Travel Truths in Tokyo
A few short thoughts on how my 7th time in Japan feels very different, for obvious reasons.
It’s our third day in Tokyo. It is a short trip as we cannot afford to take a long vacation currently. I love Japan. My first trip back in 2014 cemented a goal that I will come back and visit each year if I can. My last trip was on March 2019 before the pandemic robbed me of the chance to visit for the next three years. So, YES, I am thrilled to be back.
I was also in Tokyo during my last trip and about 6 weeks pregnant with my eldest daughter. I was basically struggling throughout with fatigue, exhaustion, and nausea (plus an aversion to most foods). This time is different. I now have two kids. This trip was kind of a spur of the moment when I learned my family had booked theirs already. Not sure if it was FOMO but I’m just grateful that my husband agreed.
This is not meant to be a travel entry. Maybe, I’ll consider a separate post on some Tokyo haunts for those who are interested and have messaged me on my Instagram. I know a lot of my friends are planning to go here soon. But let me take this moment to share some personal thoughts:
It’s Sunday and the streets of Tokyo are filled with families out and about including the cutest kids.

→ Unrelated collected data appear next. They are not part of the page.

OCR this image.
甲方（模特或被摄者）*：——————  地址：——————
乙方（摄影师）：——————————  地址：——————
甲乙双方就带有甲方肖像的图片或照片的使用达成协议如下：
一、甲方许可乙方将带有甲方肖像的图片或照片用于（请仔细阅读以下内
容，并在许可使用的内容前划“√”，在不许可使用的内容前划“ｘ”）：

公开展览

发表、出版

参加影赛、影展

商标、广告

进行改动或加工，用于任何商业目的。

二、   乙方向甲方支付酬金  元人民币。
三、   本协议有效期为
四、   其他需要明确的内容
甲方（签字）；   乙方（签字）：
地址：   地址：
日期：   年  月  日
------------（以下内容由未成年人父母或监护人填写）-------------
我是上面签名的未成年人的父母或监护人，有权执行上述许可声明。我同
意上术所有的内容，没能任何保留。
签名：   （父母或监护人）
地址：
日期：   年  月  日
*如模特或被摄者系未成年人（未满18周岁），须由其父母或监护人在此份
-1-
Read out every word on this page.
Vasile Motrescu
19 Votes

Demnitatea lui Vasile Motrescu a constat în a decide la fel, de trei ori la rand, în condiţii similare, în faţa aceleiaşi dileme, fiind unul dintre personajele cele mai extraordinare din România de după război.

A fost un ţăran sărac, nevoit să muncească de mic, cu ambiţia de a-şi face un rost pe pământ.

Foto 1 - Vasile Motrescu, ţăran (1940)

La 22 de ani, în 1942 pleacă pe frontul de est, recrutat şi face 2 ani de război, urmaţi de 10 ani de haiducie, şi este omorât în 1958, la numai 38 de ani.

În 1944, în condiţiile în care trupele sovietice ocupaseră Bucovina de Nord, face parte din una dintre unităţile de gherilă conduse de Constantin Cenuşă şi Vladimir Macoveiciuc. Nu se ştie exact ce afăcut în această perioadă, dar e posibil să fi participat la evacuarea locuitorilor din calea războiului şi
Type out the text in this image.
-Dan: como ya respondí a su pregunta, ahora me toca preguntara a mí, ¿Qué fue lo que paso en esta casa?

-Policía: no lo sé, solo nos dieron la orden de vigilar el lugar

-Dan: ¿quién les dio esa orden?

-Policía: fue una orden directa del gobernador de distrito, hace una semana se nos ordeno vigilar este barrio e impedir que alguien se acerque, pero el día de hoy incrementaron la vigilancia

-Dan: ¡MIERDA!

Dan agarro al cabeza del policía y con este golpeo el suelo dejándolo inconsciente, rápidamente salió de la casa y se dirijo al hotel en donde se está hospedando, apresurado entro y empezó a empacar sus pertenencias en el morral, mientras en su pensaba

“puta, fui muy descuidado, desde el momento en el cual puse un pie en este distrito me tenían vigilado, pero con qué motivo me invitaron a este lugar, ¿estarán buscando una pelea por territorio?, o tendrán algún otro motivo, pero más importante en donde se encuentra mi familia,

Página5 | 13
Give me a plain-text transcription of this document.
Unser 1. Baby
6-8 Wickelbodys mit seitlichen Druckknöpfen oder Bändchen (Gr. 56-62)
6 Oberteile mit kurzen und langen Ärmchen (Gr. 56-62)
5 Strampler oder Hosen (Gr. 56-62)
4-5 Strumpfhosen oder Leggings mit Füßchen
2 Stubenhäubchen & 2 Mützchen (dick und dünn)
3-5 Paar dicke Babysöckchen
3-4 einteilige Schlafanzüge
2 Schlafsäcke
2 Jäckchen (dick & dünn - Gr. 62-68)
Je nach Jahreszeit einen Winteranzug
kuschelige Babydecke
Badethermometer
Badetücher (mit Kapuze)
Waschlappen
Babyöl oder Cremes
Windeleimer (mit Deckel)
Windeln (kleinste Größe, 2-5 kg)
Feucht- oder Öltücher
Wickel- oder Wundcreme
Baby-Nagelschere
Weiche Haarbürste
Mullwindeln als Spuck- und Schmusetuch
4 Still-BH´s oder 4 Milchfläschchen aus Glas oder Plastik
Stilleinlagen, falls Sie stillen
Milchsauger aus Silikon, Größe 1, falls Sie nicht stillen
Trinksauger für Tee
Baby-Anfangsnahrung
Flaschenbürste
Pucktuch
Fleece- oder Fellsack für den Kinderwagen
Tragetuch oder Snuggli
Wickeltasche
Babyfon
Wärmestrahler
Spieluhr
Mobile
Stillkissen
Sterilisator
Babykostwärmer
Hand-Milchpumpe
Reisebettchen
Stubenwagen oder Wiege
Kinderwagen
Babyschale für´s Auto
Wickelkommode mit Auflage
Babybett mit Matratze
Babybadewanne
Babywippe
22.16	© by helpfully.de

My heart melts and aches when I see these kids and their families because I get these strong pangs of longing as I miss my babies terribly.
There are a lot of tourists (including families!) here in Tokyo and I also love observing how foreign parents interact and go on vacation with their kids. It’s such a different experience traveling now as a parent.
I don’t feel the least bit guilty taking this trip without my kids. I truly respect those who do and feel bad leaving their kids. I get it. I also know that these circumstances come with a certain sense of privilege. After our trip to South Korea last November, I already know that we can’t travel with the kids yet. At least to Japan at this time.
My husband and I traveling on our own again is just so nourishing. I get to sit on my own emotions and thoughts — mostly about myself. It’s not something proactive really. As an extrovert, I gather energy and strength from my external surroundings. Change in my environment — people, places, circumstances, can have a profound internal effect.
I’ll stop here for a moment and let myself wander a bit.
On a different note, I’ve finally chosen a new title for this substack publication. It’s called The Hats We Wear and basically just chronicles the different roles I take. Thank you to those who have subscribed. Feel free to share your thoughts and recommendations in Tokyo.